— Ah, madame ! Il y a tant de misère, dit le curé Broussel… Retire-toi, mon enfant.
Jacques Chabane sortit en cachant une grande déception. Il avait cru remarquer que Claude affectait de ne pas le regarder. Mme de Flamare continua quelque temps de jouer au piquet avec l’abbé Broussel mais, son indignation étant tombée, elle se taisait et cachait une secrète angoisse.
V
On ne donna pas suite au pillage du grenier à blé de la Rebeyre. Des nouvelles étranges couraient ; une sorte de peur en brouillards tournants ; une puissance obscure qui soufflait dans les cheminées paysannes où l’on se serrait autour du feu en mangeant de mauvais pain.

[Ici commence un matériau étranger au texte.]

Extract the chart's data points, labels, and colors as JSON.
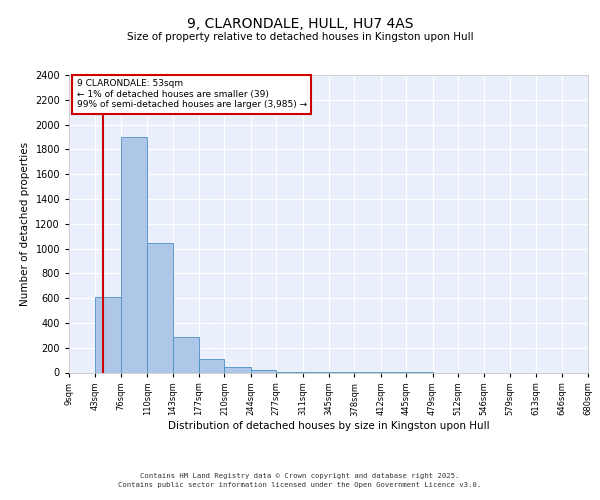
{
  "title": "9, CLARONDALE, HULL, HU7 4AS",
  "subtitle": "Size of property relative to detached houses in Kingston upon Hull",
  "xlabel": "Distribution of detached houses by size in Kingston upon Hull",
  "ylabel": "Number of detached properties",
  "bin_edges": [
    9,
    43,
    76,
    110,
    143,
    177,
    210,
    244,
    277,
    311,
    345,
    378,
    412,
    445,
    479,
    512,
    546,
    579,
    613,
    646,
    680
  ],
  "bar_heights": [
    0,
    610,
    1900,
    1045,
    290,
    110,
    42,
    18,
    8,
    5,
    3,
    2,
    1,
    1,
    0,
    0,
    0,
    0,
    0,
    0
  ],
  "bar_color": "#aec6e8",
  "bar_edge_color": "#4a90c4",
  "red_line_x": 53,
  "annotation_title": "9 CLARONDALE: 53sqm",
  "annotation_line1": "← 1% of detached houses are smaller (39)",
  "annotation_line2": "99% of semi-detached houses are larger (3,985) →",
  "annotation_box_color": "#ffffff",
  "annotation_box_edge_color": "#cc0000",
  "tick_labels": [
    "9sqm",
    "43sqm",
    "76sqm",
    "110sqm",
    "143sqm",
    "177sqm",
    "210sqm",
    "244sqm",
    "277sqm",
    "311sqm",
    "345sqm",
    "378sqm",
    "412sqm",
    "445sqm",
    "479sqm",
    "512sqm",
    "546sqm",
    "579sqm",
    "613sqm",
    "646sqm",
    "680sqm"
  ],
  "ylim": [
    0,
    2400
  ],
  "yticks": [
    0,
    200,
    400,
    600,
    800,
    1000,
    1200,
    1400,
    1600,
    1800,
    2000,
    2200,
    2400
  ],
  "bg_color": "#eaf0fb",
  "grid_color": "#ffffff",
  "footer_line1": "Contains HM Land Registry data © Crown copyright and database right 2025.",
  "footer_line2": "Contains public sector information licensed under the Open Government Licence v3.0."
}
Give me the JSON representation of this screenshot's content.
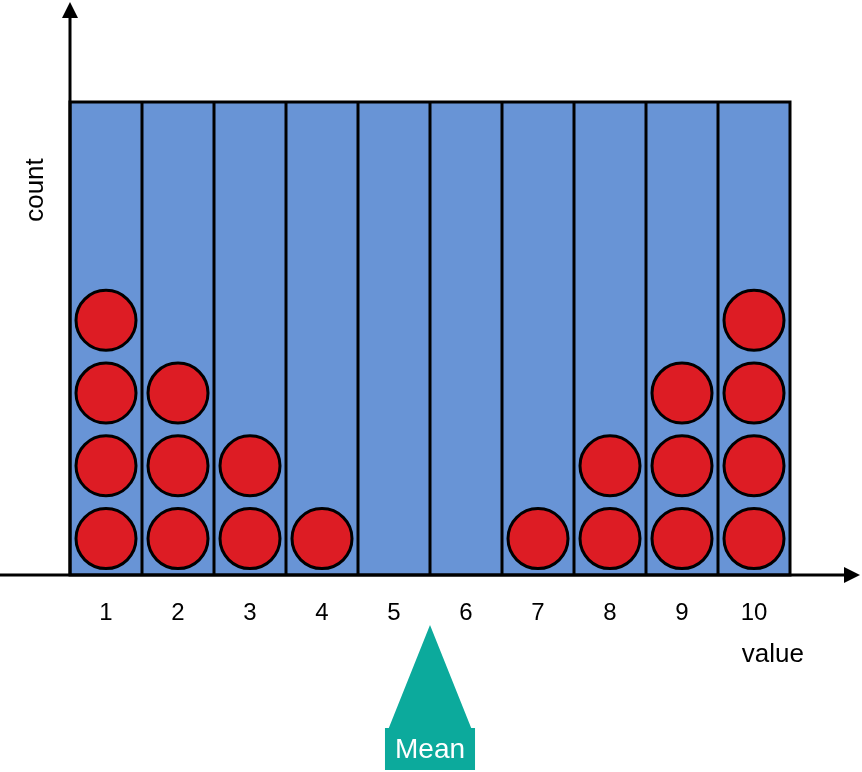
{
  "chart_data": {
    "type": "dot",
    "x_label": "value",
    "y_label": "count",
    "x": [
      1,
      2,
      3,
      4,
      5,
      6,
      7,
      8,
      9,
      10
    ],
    "values": [
      4,
      3,
      2,
      1,
      0,
      0,
      1,
      2,
      3,
      4
    ],
    "color": "#dd1c24",
    "marker": "circle",
    "xlim": [
      0.5,
      10.5
    ],
    "xticks": [
      1,
      2,
      3,
      4,
      5,
      6,
      7,
      8,
      9,
      10
    ],
    "ylim": [
      0,
      6.5
    ],
    "tick_labels": "x",
    "annotations": [
      {
        "text": "Mean",
        "x": 5.5
      }
    ]
  }
}
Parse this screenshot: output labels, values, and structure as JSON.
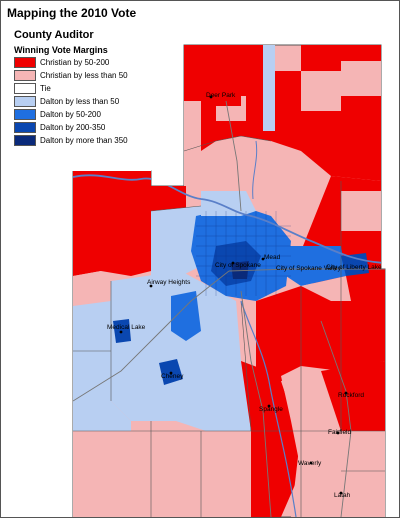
{
  "title": "Mapping the 2010 Vote",
  "race": "County Auditor",
  "legend": {
    "header": "Winning Vote Margins",
    "items": [
      {
        "label": "Christian by 50-200",
        "color": "#ef0000"
      },
      {
        "label": "Christian by less than 50",
        "color": "#f5b5b5"
      },
      {
        "label": "Tie",
        "color": "#ffffff"
      },
      {
        "label": "Dalton by less than 50",
        "color": "#b8cff2"
      },
      {
        "label": "Dalton by 50-200",
        "color": "#1f6fe0"
      },
      {
        "label": "Dalton by 200-350",
        "color": "#0a47b0"
      },
      {
        "label": "Dalton by more than 350",
        "color": "#0a2a7a"
      }
    ]
  },
  "places": {
    "deer_park": "Deer Park",
    "city_of_spokane": "City of Spokane",
    "mead": "Mead",
    "city_of_spokane_valley": "City of Spokane Valley",
    "city_of_liberty_lake": "City of Liberty Lake",
    "airway_heights": "Airway Heights",
    "medical_lake": "Medical Lake",
    "cheney": "Cheney",
    "spangle": "Spangle",
    "rockford": "Rockford",
    "fairfield": "Fairfield",
    "waverly": "Waverly",
    "latah": "Latah"
  }
}
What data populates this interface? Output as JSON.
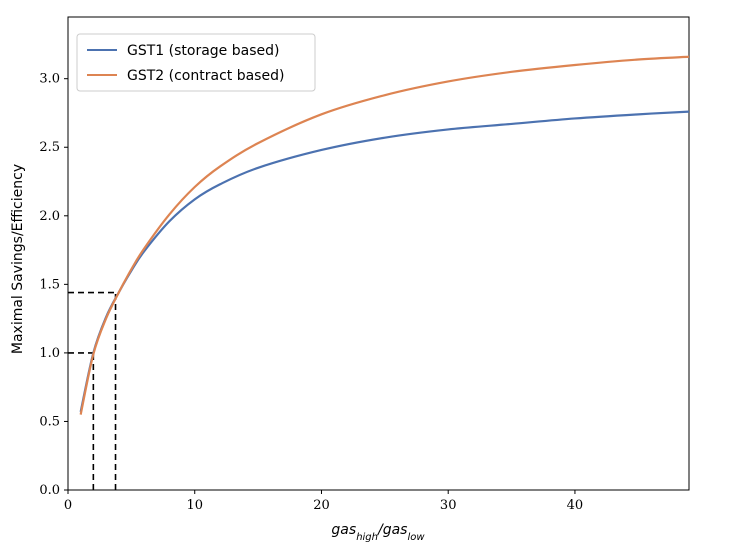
{
  "chart_data": {
    "type": "line",
    "title": "",
    "xlabel": "gas_high/gas_low",
    "ylabel": "Maximal Savings/Efficiency",
    "xlim": [
      0,
      49
    ],
    "ylim": [
      0,
      3.45
    ],
    "x_ticks": [
      0,
      10,
      20,
      30,
      40
    ],
    "y_ticks": [
      0.0,
      0.5,
      1.0,
      1.5,
      2.0,
      2.5,
      3.0
    ],
    "x_tick_labels": [
      "0",
      "10",
      "20",
      "30",
      "40"
    ],
    "y_tick_labels": [
      "0.0",
      "0.5",
      "1.0",
      "1.5",
      "2.0",
      "2.5",
      "3.0"
    ],
    "grid": false,
    "legend_position": "top-left",
    "series": [
      {
        "name": "GST1 (storage based)",
        "color": "#4c72b0",
        "x": [
          1,
          2,
          3,
          4,
          5,
          6,
          8,
          10,
          12,
          15,
          20,
          25,
          30,
          35,
          40,
          45,
          49
        ],
        "values": [
          0.57,
          1.0,
          1.26,
          1.44,
          1.6,
          1.74,
          1.96,
          2.12,
          2.23,
          2.35,
          2.48,
          2.57,
          2.63,
          2.67,
          2.71,
          2.74,
          2.76
        ]
      },
      {
        "name": "GST2 (contract based)",
        "color": "#dd8452",
        "x": [
          1,
          2,
          3,
          4,
          5,
          6,
          8,
          10,
          12,
          15,
          20,
          25,
          30,
          35,
          40,
          45,
          49
        ],
        "values": [
          0.55,
          0.99,
          1.25,
          1.44,
          1.61,
          1.76,
          2.01,
          2.21,
          2.36,
          2.53,
          2.74,
          2.88,
          2.98,
          3.05,
          3.1,
          3.14,
          3.16
        ]
      }
    ],
    "reference_lines": [
      {
        "x": 2,
        "y": 1.0
      },
      {
        "x": 3.75,
        "y": 1.44
      }
    ]
  }
}
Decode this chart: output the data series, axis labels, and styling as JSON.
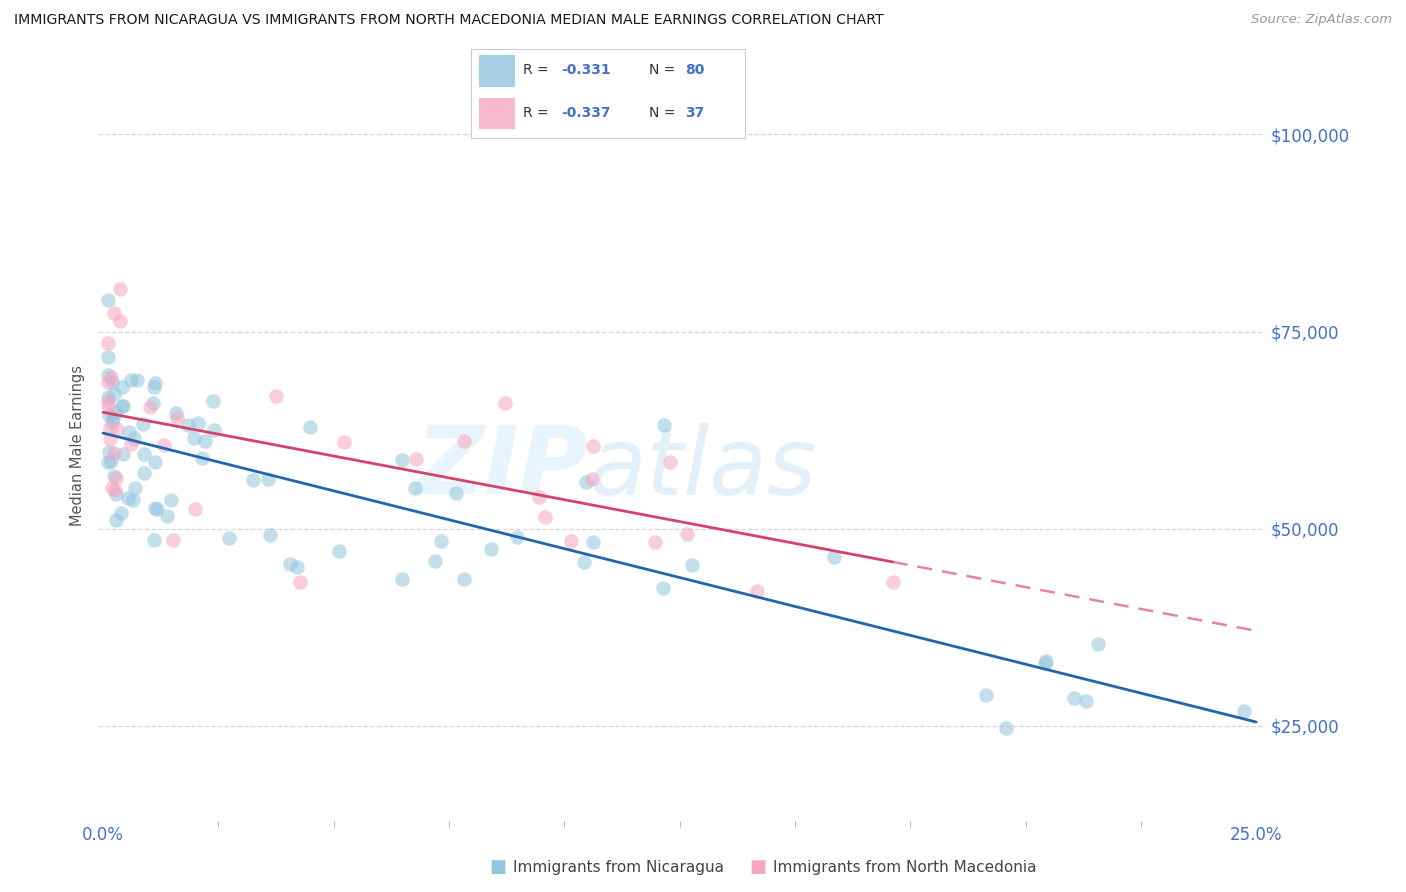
{
  "title": "IMMIGRANTS FROM NICARAGUA VS IMMIGRANTS FROM NORTH MACEDONIA MEDIAN MALE EARNINGS CORRELATION CHART",
  "source": "Source: ZipAtlas.com",
  "xlabel_nicaragua": "Immigrants from Nicaragua",
  "xlabel_macedonia": "Immigrants from North Macedonia",
  "ylabel": "Median Male Earnings",
  "color_nicaragua": "#92c5de",
  "color_macedonia": "#f4a6c0",
  "color_nicaragua_line": "#2166ac",
  "color_macedonia_line": "#d6436a",
  "color_axis": "#4472c4",
  "watermark_zip": "ZIP",
  "watermark_atlas": "atlas",
  "legend_r_nic": "-0.331",
  "legend_n_nic": "80",
  "legend_r_mac": "-0.337",
  "legend_n_mac": "37",
  "background_color": "#ffffff"
}
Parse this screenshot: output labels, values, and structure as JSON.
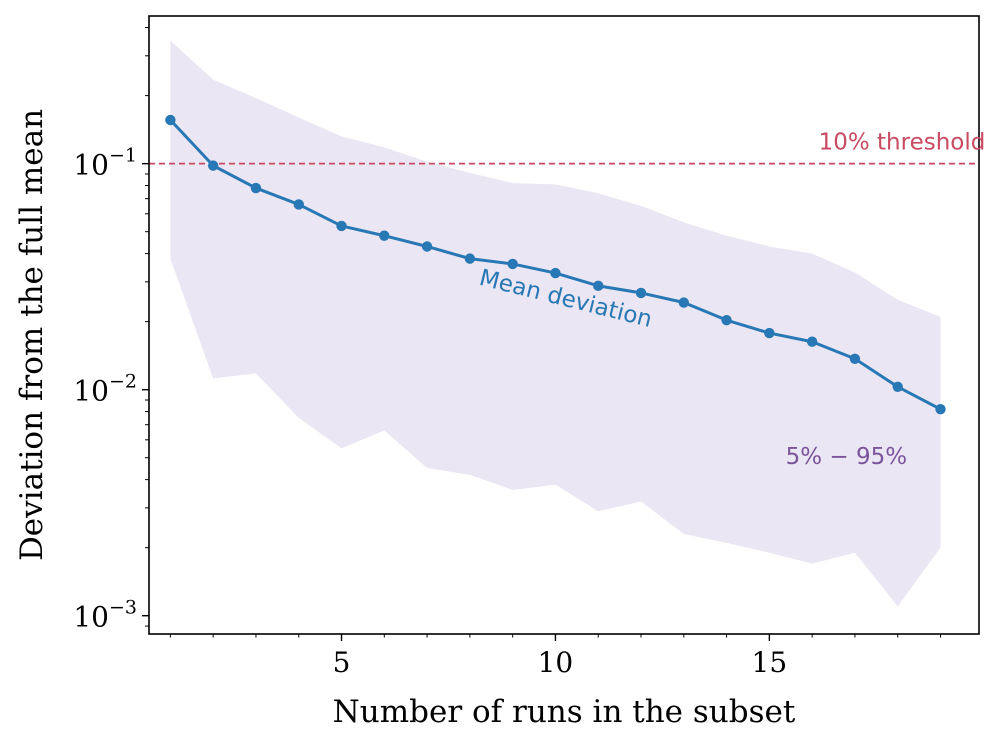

Le comte vint au château d’Argé. Il était soucieux et n’accabla pas son fils de conseils et d’objurgations. Depuis que, par un édit du roi, les États généraux avaient été convoqués, il ne cessait de s’agiter. Le 11 mars s’étaient réunis les députés de la sénéchaussée qui devaient nommer les électeurs qui désigneraient à leur tour les députés aux États de Versailles. Le cahier des doléances rédigé, l’espérance et la justice, la chicane et la révolte s’y mêlaient.
— Je crois, monsieur, dit le comte à son fils, que l’heure est grave. Peut-être avez-vous bien fait de ne pas songer aux affaires sérieuses. Vous serez plus dispos quand le roi aura besoin de vous. Je vais à Paris et ne reviendrai pas vite à Villemonteil. Je serai l’hôte de votre beau-frère, M. Félicité de Flamare. Je ne veux pas redire quels affronts j’ai dû essuyer cette année. Il faut tailler et recoudre.
Il baisa aux joues Sylvie, garda un moment les mains de Claude dans les siennes et embrassa solennellement Mme de Flamare, qui avait le souffle coupé par l’émotion. Puis, tournant les talons, il s’en alla et remonta à cheval.
VI
Mme de Flamare ne voulait plus habiter son hôtel de la place Dauphine, elle se croyait en meilleure sécurité au château d’Argé. Le printemps ne ramena pas la tranquillité dans les esprits. Les filles de cuisine et les garçons d’écurie n’obéissaient plus et agissaient à leur guise. La douceur de Sylvie ne les désarmait pas et Claude, d’un naturel si calme, enrageait. Il renvoya la plupart de ses gens ; il avait changé de vie, refermé les livres des poètes. Sylvie s’asseyait moins souvent au clavecin ; les airs chéris, elle les rappelait tout bas, avec crainte ; quand les loups sortaient du bois, pouvait-on chanter les mélodies des bergeries et de l’amour ? Elle passait ses journées à tricoter des laines pour les pauvres gens. A Bonnal, en simple appareil, elle frappait à la porte des chaumières ; quand elle paraissait, on ne pouvait que l’aimer. Elle maîtrisait son effroi sous ces toits pleins de misère où l’on vivait sur la terre battue. Elle laissait sur de méchants meubles un écu, un louis d’or, et s’en revenait bien triste de ne pouvoir apaiser toutes les souffrances. Quelquefois, elle s’asseyait sur un banc de bois, à la porte de la forge où travaillait le père Chabane, aidé par son fils. Jacques venait la saluer avec respect. Il lui dit un jour :
— Ah ! madame, il y a du nouveau ! Après les États généraux, tout le monde connaîtra le bonheur.